Un jour, il y avait un groupe de petits enfants qui cherchaient du bois de chauffage ou pour cuisiner. Ils ont dit et si on allait voir dans le plafond. Ils avaient tous des machettes et ils ont commencé à trouer le plafond pour voir s’il n’y avait pas quelqu'un à l'intérieur. Alors là, vous voyez, quand on construit une maison comme ça, le plafond est fixé sur les murs. Je suis allé directement me ranger du côté du mur pour ne pas qu’il puisse m’atteindre.
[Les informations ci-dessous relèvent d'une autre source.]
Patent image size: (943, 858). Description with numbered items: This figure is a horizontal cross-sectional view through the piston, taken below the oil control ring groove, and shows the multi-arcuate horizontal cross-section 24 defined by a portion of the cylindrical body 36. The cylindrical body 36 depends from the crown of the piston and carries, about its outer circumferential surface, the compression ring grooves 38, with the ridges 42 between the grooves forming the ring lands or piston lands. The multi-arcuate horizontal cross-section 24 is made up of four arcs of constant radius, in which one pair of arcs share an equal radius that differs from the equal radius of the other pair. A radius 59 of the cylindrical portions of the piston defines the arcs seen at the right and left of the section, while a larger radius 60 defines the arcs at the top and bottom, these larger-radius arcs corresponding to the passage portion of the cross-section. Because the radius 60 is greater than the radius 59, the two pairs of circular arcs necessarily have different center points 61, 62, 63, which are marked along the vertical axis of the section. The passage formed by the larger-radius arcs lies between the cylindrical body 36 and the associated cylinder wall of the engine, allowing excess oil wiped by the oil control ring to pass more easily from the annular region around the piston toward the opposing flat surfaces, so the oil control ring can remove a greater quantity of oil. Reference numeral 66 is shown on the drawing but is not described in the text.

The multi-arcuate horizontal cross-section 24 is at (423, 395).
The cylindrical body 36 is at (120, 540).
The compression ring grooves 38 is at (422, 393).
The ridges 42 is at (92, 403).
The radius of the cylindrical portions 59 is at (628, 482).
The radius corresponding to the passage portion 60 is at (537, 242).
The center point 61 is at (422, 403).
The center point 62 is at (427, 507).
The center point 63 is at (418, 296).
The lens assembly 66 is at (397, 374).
Je ne pouvais pas facilement communiquer avec le monsieur parce qu'il venait seulement une fois la semaine, mais la nuit j'ai sauté. Trois semaines dans le plafond sans boire, sans manger avec toutes ces blessures-là… En sautant, j'ai découvert que je ne pouvais plus marcher. Je me suis glissé jusque dans la cuisine et j'ai commencé à faire des exercices jusqu'au bon matin".
Ils m'ont frappé avec des bâtons, ils m'ont frappé avec les fils barbelés. Je n'en pouvais plus.
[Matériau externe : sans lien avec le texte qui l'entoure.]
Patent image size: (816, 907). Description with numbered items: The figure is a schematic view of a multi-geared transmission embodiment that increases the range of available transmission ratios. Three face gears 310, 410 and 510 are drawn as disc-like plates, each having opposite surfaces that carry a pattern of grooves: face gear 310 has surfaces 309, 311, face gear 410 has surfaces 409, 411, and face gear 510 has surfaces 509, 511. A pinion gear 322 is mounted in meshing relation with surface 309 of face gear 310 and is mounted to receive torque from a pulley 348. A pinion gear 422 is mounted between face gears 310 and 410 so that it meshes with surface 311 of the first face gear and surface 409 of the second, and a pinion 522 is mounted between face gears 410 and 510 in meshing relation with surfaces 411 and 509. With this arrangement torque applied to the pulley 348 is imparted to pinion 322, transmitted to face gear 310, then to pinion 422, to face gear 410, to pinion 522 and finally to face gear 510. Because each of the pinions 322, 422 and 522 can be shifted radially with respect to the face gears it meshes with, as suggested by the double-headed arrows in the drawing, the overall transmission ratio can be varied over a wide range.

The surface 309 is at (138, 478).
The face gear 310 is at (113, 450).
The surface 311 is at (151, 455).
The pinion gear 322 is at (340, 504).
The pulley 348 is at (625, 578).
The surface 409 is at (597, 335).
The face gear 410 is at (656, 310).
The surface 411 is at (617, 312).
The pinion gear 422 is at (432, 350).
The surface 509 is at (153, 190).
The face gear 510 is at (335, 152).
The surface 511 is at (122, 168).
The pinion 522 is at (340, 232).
Théophile, rescapé du génocide des Tutsi au Rwanda.
Théophile se rend alors chez le monsieur qui le cache et le nourrit une fois par semaine. Mais ce dernier lui dit que cela devient difficile de le protéger. Le jeune garçon décide alors de se cacher à nouveau dans les plantations de sorgho où il sera découvert quelques jours plus tard. Nous sommes alors début juin.
"Je me demandais quand j’allais mourir"
"Ils m’ont emmené à Kibeho. Et là, c'était vraiment le calvaire. Le gendarme m’a dit qu’il devait attendre ses supérieurs et qu’ils allaient venir le soir. Ils m'ont ensuite frappé de 18h à 22h. Je ne parlais plus, je pouvais entendre mais je ne pouvais plus parler parce qu’il y a un niveau où la souffrance dépasse l’entendement. Là, ce que je voulais, c'était tout simplement la mort. Ce que je ne pouvais pas facilement trouver.
Ils ont fait tout ce qu'ils ont voulu faire. Ils m'ont frappé avec des bâtons, ils m'ont frappé avec les fils barbelés. Je n'en pouvais plus. Ils ont quand même dit qu’il fallait décider de mon sort. J'ai passé quelques temps là-bas, il y avait des sœurs religieuses qui avaient des médicaments. Elles ont commencé à prendre soin de moi, mais moi je me demandais quand est-ce que j’allais finalement mourir. Je ne me voyais pas comme quelqu'un qui pourrait survivre. Puis, on m'a amené à Gikongoro et on m’a remis entre les mains du préfet (Bucyibaruta). Avoir un Tutsi qui était encore vivant, c'était comme une monnaie d’échange. A ce moment-là, on disait, si jamais il y a des poursuites, on pourra quand même montrer un nombre de Tutsi qu'on aurait sauvé. Quand le préfet m’a vu, il m'a directement reconnu. Il m'a dit : c'était pas toi le doyen. J'ai dit oui, c'est moi". A ce moment-là Théophile se dit… "Qu’il pourrait y avoir de l’espoir, qu’il pourrait y avoir de l’espoir. Je croyais que j’étais le seul Tutsi survivant. Alors pendant que je voyais les autres, au moins j’avais un peu d’espoir. Mais je me disais, ça ne va pas tenir. On finira par nous tuer".
Théophile n’a rien oublié, pas même les dates exactes de ses rencontres avec le préfet de l’époque Bucyibaruta. Pas oublié, non plus, ses 82 camarades de classe, morts assassinés. Témoigner devant des journalistes pour que cela se sache. Témoigner devant la Cour d’Assises de Paris pour que la justice passe. Juste une obligation, un devoir.
"Quand tu partages ton histoire, quand tu partages ton témoignage, c’est triste, ça te fait revivre ces moments comme si c'était hier mais ça soulage en quelque sorte. C'est comme si ça me reconnectait avec mes collègues qui ont été tués. C'est comme si je me sentais beaucoup plus proche d’eux. Alors, que je partage et que l’histoire se sache, que justice se fasse… Là où ils se trouvent, je crois que c'est ce qu’ils aimeraient que je puisse faire."